In his column today on the death of newspapers, the Washington Post‘s Howard Kurtz makes an oft-made point: That without newspapers, the amount of investigative reporting out there in the world will dwindle. To buttress his point, he takes a shot at other media:

Local TV isn’t likely to expose a crooked mayor, as the Detroit Free Press did.

Arguable point, especially to Tom Sherwood, the dean of reporting here in municipalDCworld. Sherwood quickly banged out an e-mail to Kurtz asking, “[W]hat prompted the wholesale, gratuitous slap at “local tv” not being worth anything when it comes to investigative, serious reporting?”

The tall, baritone-voiced local from WRC-TV has some bona fides in this area. As his missive points out, his reporting has gotten people fired and had policies changed in local government. And Sherwood advises Kurtz to look at the best reporting of local TV stations—-you’ll find some fine investigative work in there, he says. “A wholesale dismissal, I believe, was uncalled for in your otherwise important story.”

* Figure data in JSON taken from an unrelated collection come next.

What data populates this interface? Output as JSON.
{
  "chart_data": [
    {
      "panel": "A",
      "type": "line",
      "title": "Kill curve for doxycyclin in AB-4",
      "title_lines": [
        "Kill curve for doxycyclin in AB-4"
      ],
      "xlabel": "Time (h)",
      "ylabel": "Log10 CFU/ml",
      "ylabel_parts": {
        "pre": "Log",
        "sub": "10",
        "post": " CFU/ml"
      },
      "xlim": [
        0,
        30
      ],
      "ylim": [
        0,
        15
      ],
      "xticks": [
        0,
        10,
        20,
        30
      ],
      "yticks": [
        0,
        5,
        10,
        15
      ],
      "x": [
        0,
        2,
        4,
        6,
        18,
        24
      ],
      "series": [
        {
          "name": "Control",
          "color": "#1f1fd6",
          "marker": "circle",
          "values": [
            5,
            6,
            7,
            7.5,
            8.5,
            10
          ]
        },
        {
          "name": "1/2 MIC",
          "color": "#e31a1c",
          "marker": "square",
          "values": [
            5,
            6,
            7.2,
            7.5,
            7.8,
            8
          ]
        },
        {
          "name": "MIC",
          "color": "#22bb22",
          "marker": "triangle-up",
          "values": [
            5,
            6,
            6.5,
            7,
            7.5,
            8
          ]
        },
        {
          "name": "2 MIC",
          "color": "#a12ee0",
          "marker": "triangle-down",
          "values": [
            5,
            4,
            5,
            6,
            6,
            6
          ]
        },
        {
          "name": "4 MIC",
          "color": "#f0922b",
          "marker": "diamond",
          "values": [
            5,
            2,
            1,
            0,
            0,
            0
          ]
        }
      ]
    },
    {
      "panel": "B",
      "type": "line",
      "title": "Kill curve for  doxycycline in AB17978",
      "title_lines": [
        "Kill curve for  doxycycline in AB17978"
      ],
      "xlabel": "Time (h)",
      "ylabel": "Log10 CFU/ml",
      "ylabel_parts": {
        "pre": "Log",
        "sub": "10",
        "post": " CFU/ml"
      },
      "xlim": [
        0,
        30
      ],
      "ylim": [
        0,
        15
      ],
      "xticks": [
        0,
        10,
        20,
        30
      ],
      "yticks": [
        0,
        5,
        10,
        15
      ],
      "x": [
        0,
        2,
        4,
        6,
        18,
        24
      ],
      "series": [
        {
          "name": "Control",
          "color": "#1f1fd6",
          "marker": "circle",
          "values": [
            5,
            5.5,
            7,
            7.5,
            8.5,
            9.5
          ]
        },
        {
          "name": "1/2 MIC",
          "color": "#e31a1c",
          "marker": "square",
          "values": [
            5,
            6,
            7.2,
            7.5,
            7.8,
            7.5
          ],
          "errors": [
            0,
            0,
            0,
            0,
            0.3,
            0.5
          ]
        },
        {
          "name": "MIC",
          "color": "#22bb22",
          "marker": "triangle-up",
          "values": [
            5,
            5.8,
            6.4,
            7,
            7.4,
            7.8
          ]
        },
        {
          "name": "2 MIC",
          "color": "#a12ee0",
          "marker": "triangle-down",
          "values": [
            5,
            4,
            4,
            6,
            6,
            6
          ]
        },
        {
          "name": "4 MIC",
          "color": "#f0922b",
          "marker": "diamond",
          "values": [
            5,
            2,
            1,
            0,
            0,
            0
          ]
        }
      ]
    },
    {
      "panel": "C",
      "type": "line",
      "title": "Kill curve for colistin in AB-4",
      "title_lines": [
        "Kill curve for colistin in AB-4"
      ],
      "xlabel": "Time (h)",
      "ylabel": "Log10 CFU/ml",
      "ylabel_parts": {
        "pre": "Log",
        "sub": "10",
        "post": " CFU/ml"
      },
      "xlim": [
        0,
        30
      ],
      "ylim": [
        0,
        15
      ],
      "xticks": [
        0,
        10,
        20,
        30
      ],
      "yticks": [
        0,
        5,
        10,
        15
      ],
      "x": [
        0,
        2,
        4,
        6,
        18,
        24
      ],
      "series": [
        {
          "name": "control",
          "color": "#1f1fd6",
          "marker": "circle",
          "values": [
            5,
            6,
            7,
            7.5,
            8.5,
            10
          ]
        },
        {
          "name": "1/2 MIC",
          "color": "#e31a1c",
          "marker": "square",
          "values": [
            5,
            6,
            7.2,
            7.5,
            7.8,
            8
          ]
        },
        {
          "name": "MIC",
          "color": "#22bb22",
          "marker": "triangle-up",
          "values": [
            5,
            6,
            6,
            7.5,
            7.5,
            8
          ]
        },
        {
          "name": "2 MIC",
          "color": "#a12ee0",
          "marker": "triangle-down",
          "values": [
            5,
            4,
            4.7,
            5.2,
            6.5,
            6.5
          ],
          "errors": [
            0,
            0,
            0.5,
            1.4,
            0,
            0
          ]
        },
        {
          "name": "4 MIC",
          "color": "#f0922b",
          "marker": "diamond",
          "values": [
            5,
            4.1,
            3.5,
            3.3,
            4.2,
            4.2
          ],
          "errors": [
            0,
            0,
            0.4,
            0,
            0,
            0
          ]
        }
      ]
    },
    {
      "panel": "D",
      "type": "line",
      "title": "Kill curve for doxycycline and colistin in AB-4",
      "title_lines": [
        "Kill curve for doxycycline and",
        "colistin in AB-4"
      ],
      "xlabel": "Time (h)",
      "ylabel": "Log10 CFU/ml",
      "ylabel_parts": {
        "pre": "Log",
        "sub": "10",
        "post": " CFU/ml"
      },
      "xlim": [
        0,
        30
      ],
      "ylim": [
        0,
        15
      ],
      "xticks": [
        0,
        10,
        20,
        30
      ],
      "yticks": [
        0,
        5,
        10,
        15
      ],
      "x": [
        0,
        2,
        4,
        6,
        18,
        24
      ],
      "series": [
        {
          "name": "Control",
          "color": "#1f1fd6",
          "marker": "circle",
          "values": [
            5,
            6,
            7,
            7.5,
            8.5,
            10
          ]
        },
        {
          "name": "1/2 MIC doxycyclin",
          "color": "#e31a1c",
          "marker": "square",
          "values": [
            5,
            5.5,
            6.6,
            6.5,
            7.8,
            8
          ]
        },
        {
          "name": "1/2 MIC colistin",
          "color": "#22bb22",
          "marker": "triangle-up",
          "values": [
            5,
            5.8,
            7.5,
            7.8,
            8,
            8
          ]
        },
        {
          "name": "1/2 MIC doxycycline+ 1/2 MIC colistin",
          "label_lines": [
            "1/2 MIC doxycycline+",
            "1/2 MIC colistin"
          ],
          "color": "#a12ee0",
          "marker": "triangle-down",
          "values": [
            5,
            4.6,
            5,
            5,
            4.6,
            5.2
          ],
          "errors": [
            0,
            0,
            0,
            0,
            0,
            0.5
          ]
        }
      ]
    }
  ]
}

“Important story” is a bit too much praise for this particular Kurtz piece. The Post‘s top media reporter, a very responsive soul, had this to say about the assertion: “I should have qualified the statement a bit; there are a relative handful of stations that do good investigative reporting. But I was talking about the big, sweeping, labor-intensive investigations that topple a mayor or expose sexual abuse in the Catholic Church. Given the cutbacks in the broadcasting, those are rare indeed in local TV.”